Part 2 is described by the author as dealing with normal CSF proteins in a more specific fashion, but the chapters only review immunoglobulins. The subjects discussed can be, however, made applicable to other proteins. There is a discussion in Chapter 7 on movement of drugs across the BBB that will be appreciated by the novice investigator. Chapter 8 develops mathematical models to evaluate the source of IgG proteins in the CSF. Chapter 9 develops the idea that the most biologically stable values for normal barrier function are the ratios of IgG to albumin in CSF and serum. The rationale behind this latter statement is somewhat underdeveloped but does not appear to be inaccurate. The major focus of the chapter is again on the IgG levels. A number of points are introduced that could be extremely useful such as the observation that there is a circadian rhythm of the CSF, with a 6-fold increase in CSF production at night. This information is important for new investigators attempting to use CSF to obtain profiles for disease biomarkers and could have been emphasized more.

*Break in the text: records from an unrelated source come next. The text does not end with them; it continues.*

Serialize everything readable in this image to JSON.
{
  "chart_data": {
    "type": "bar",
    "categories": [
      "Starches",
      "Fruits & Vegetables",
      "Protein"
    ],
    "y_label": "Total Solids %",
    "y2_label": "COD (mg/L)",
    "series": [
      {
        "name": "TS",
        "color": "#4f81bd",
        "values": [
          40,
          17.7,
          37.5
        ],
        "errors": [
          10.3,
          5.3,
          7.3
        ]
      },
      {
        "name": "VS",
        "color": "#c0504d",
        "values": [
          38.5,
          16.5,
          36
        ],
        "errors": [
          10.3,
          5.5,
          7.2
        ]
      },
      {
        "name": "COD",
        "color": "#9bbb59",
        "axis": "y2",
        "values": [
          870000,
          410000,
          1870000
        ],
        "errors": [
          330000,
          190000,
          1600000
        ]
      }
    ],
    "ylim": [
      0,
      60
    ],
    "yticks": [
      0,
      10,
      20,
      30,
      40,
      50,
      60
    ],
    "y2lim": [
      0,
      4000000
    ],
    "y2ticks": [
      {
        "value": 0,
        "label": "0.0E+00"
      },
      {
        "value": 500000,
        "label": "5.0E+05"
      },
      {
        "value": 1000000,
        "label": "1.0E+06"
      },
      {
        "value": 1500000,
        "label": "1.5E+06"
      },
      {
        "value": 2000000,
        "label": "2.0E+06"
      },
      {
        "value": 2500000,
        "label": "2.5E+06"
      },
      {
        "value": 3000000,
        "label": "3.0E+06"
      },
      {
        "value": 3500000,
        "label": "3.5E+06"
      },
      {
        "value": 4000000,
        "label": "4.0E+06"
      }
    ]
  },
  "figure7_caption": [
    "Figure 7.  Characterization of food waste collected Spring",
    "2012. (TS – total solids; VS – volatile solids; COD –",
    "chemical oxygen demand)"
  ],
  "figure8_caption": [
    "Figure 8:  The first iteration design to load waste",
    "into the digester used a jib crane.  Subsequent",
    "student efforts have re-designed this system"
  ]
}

Part 3 is a "mini-clinical" book dealing with individual diseases. Chapter 10 of this section is dedicated to IgG production in the CSF, mostly in multiple sclerosis. The author misses an opportunity to use his historical perspective and experience in CSF biology to address the developing field of proteomics and the search for biomarkers for various diseases that reflect more than the degree of infection. In Chapter 11, the non-immunoglobulin proteins are given too little consideration and there are some bothersome comments such as myelin basic protein is referred to as the "best studied protein in the brain". Normal Pressure hydrocephalus is mentioned in the context of two proteins that appear enriched in the CSF of patients with this disorder. Given the vantage point of the author in CSF biology, this reader was left wanting for comments on the potential for using CSF protein profiles to differentiate NPH from Alzheimer's Disease. In context of the latter disease there is no mention of amyloid or A-beta fragments that many laboratories are trying to identify in CSF as a diagnostic indicator for AD . The conclusion of Chapter 11 fails to mention proteomics when suggesting future directions for the use of CSF as a diagnostic marker. Chapter 13 is a reasonable review of the state of the field to use CSF as a prognostic indicator with a good summary table. In the chapter on future growth areas (Chapter 14) there are 5 lines dedicated to proteomics.
Part 4 is a mini laboratory book with a series of appendices providing protocols for analysis of CSF proteins. The protocols are standard gel analyses, but the author makes comments from his vast experience that would be helpful for those wishing to evaluate immunoglobulins in particular.
In summary, despite what I am sure appears to be a lukewarm review, this is not a disappointing book and is a good reference source for the new CSF investigator. The title is misleading and, thus if the reader is looking for a resource on CSF proteins and function, they will need to continue to look beyond this book. At the end of Chapter 14 on future growth areas the author concludes that "in the future, CSF is still not likely to be ignored". The author definitely reaches the right conclusion, but did not take full advantage of the opportunity to use this book and his considerable knowledge to serve as a guiding source for the next generation of CSF investigations and investigators.